Airway obstruction, cardiac complications (heart failure, sudden cardiac death, persistent conduction disturbances, valvular damage), bacterial pneumonia, serum sickness as an adverse effect of antitoxin treatment.
1. Vaccination: Note that vaccination does not protect from invasive disease.
2. Postexposure prophylaxis in persons with a recent history of contact with a patient with diphtheria:
1) Booster diphtheria vaccination appropriate for the patient’s age if the previous vaccination dose was administered >5 years before exposure.
2) Antimicrobial prophylaxis (after collecting nose and throat swabs for microbiologic studies): Oral erythromycin for 7 to 10 days or a single dose of IM penicillin G (INN benzylpenicillin; 1.2 million IU in patients aged ≥6 years, 600,000 IU in patients <6 years).
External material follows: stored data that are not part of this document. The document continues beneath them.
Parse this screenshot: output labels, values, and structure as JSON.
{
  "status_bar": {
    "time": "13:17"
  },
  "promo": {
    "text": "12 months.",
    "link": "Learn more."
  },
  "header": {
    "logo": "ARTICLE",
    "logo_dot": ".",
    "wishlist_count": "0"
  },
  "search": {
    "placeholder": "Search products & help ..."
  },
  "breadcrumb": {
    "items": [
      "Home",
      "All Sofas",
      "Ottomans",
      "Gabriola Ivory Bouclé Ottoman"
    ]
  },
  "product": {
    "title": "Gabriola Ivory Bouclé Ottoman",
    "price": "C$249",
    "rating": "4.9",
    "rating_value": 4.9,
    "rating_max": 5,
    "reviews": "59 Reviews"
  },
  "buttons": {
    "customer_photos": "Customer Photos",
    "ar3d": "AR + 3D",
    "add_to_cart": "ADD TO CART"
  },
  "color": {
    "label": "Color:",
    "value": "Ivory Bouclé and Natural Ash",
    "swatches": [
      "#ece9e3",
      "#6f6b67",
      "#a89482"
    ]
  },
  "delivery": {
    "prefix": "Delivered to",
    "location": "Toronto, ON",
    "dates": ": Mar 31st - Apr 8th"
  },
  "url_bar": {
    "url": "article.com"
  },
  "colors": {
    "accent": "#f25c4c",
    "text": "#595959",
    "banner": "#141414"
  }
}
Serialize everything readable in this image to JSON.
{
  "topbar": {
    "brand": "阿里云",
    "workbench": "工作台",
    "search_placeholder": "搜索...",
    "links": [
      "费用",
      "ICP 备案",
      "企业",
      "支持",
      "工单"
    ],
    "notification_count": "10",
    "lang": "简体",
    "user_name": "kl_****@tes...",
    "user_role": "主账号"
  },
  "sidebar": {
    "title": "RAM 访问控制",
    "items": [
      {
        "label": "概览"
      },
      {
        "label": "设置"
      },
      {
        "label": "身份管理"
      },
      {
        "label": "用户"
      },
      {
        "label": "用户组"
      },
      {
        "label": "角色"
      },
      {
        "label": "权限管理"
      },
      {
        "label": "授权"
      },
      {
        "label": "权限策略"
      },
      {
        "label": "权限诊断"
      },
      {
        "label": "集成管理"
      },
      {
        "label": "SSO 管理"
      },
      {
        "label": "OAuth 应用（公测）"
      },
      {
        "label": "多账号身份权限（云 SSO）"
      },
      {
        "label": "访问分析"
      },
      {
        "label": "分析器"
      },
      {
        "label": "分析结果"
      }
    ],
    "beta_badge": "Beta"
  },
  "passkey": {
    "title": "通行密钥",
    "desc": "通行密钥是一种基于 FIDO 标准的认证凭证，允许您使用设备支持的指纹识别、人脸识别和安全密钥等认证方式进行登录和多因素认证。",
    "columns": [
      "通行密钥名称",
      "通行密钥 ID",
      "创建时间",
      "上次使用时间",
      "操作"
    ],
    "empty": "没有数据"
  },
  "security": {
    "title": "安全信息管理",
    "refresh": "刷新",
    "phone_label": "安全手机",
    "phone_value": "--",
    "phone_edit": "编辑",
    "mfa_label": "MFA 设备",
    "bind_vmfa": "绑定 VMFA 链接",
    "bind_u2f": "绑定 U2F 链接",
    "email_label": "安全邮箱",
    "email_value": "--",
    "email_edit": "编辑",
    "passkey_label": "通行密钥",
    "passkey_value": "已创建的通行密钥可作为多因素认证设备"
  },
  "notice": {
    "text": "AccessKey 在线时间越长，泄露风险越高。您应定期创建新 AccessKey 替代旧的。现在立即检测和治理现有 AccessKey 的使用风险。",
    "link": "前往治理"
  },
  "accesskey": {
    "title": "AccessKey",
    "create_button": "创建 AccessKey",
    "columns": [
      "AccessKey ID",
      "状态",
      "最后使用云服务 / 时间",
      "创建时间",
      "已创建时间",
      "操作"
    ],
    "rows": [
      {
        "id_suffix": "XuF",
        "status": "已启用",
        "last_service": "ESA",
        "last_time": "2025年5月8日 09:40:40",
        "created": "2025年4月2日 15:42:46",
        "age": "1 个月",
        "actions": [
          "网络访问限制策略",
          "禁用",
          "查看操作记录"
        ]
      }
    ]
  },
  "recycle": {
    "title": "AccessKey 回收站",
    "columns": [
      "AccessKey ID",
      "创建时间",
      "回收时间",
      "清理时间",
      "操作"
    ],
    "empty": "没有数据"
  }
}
Microbiologic tests should be repeated 2 weeks after discontinuation of antimicrobial prophylaxis. Do not use diphtheria antitoxin as part of postexposure prophylaxis.
3. Treatment of diphtheria carriers: As in antimicrobial prophylaxis.
Patient isolation: Patients should be isolated until 2 negative culture results from the respiratory tract are obtained at a 24-hour interval after discontinuation of antimicrobial treatment.